Страница 19 из 21
Подальше бы в лес податься хотелось, в его привычную тишину, но где теперь такое место найдешь? И годы не такие, чтобы с места на место переезжать. Вот и пришлось терпеть близость шумного рабочего поселка и даже поддразнивания озорных поселковых мальчишек с того берега оврага.

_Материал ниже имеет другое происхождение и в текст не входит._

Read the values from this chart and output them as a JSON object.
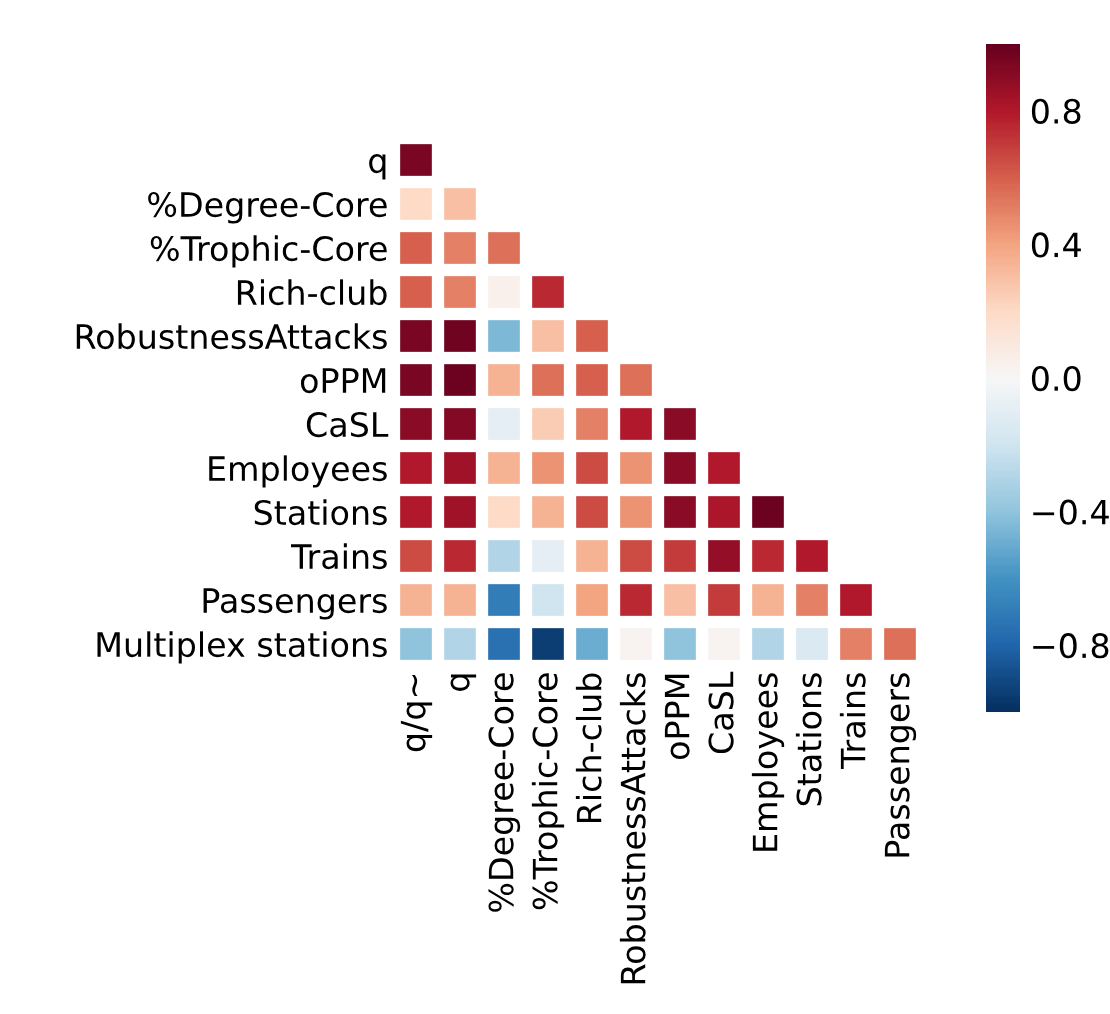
{
  "chart_data": {
    "type": "heatmap",
    "categories": [
      "q/q~",
      "q",
      "%Degree-Core",
      "%Trophic-Core",
      "Rich-club",
      "RobustnessAttacks",
      "oPPM",
      "CaSL",
      "Employees",
      "Stations",
      "Trains",
      "Passengers"
    ],
    "y_categories": [
      "q",
      "%Degree-Core",
      "%Trophic-Core",
      "Rich-club",
      "RobustnessAttacks",
      "oPPM",
      "CaSL",
      "Employees",
      "Stations",
      "Trains",
      "Passengers",
      "Multiplex stations"
    ],
    "cells": [
      [
        0.95,
        null,
        null,
        null,
        null,
        null,
        null,
        null,
        null,
        null,
        null,
        null
      ],
      [
        0.2,
        0.3,
        null,
        null,
        null,
        null,
        null,
        null,
        null,
        null,
        null,
        null
      ],
      [
        0.6,
        0.5,
        0.55,
        null,
        null,
        null,
        null,
        null,
        null,
        null,
        null,
        null
      ],
      [
        0.6,
        0.5,
        0.05,
        0.75,
        null,
        null,
        null,
        null,
        null,
        null,
        null,
        null
      ],
      [
        0.95,
        0.97,
        -0.45,
        0.3,
        0.6,
        null,
        null,
        null,
        null,
        null,
        null,
        null
      ],
      [
        0.95,
        0.98,
        0.35,
        0.55,
        0.6,
        0.55,
        null,
        null,
        null,
        null,
        null,
        null
      ],
      [
        0.9,
        0.92,
        -0.1,
        0.25,
        0.5,
        0.8,
        0.9,
        null,
        null,
        null,
        null,
        null
      ],
      [
        0.8,
        0.85,
        0.35,
        0.45,
        0.65,
        0.45,
        0.9,
        0.8,
        null,
        null,
        null,
        null
      ],
      [
        0.8,
        0.85,
        0.2,
        0.35,
        0.65,
        0.45,
        0.9,
        0.82,
        0.98,
        null,
        null,
        null
      ],
      [
        0.65,
        0.75,
        -0.3,
        -0.1,
        0.35,
        0.65,
        0.7,
        0.88,
        0.75,
        0.8,
        null,
        null
      ],
      [
        0.35,
        0.35,
        -0.7,
        -0.2,
        0.4,
        0.75,
        0.3,
        0.7,
        0.35,
        0.5,
        0.8,
        null
      ],
      [
        -0.4,
        -0.3,
        -0.75,
        -0.95,
        -0.5,
        0.03,
        -0.4,
        0.03,
        -0.3,
        -0.15,
        0.5,
        0.55
      ]
    ],
    "clim": [
      -1,
      1
    ],
    "cticks": [
      {
        "value": -0.8,
        "label": "−0.8"
      },
      {
        "value": -0.4,
        "label": "−0.4"
      },
      {
        "value": 0,
        "label": "0.0"
      },
      0.4,
      0.8
    ]
  }
}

По облику Федор Андреевич, или Хведор, как называла его Прасковья, старея, становился все более диковатым. Лет под восемьдесят, с признаками могучей еще силы, которой и годы не взяли, высокий, костлявый и сильно косолапый. На голове сохранилась немалая копна рыжевато-седых волос, торчком направленных во все стороны. Борода, вся белая, усы и брови так отросли, что из-под них виднелся только нос, приплюснутая картофелина.
Гордился Федор Андреевич своим хозяйством и любил его показывать свежему человеку, хитровато улыбаясь, ошарашивая объяснениями:
— Все, что тут есть, я сам сделал, кроме того хромого кабана. К нему касательства не имел…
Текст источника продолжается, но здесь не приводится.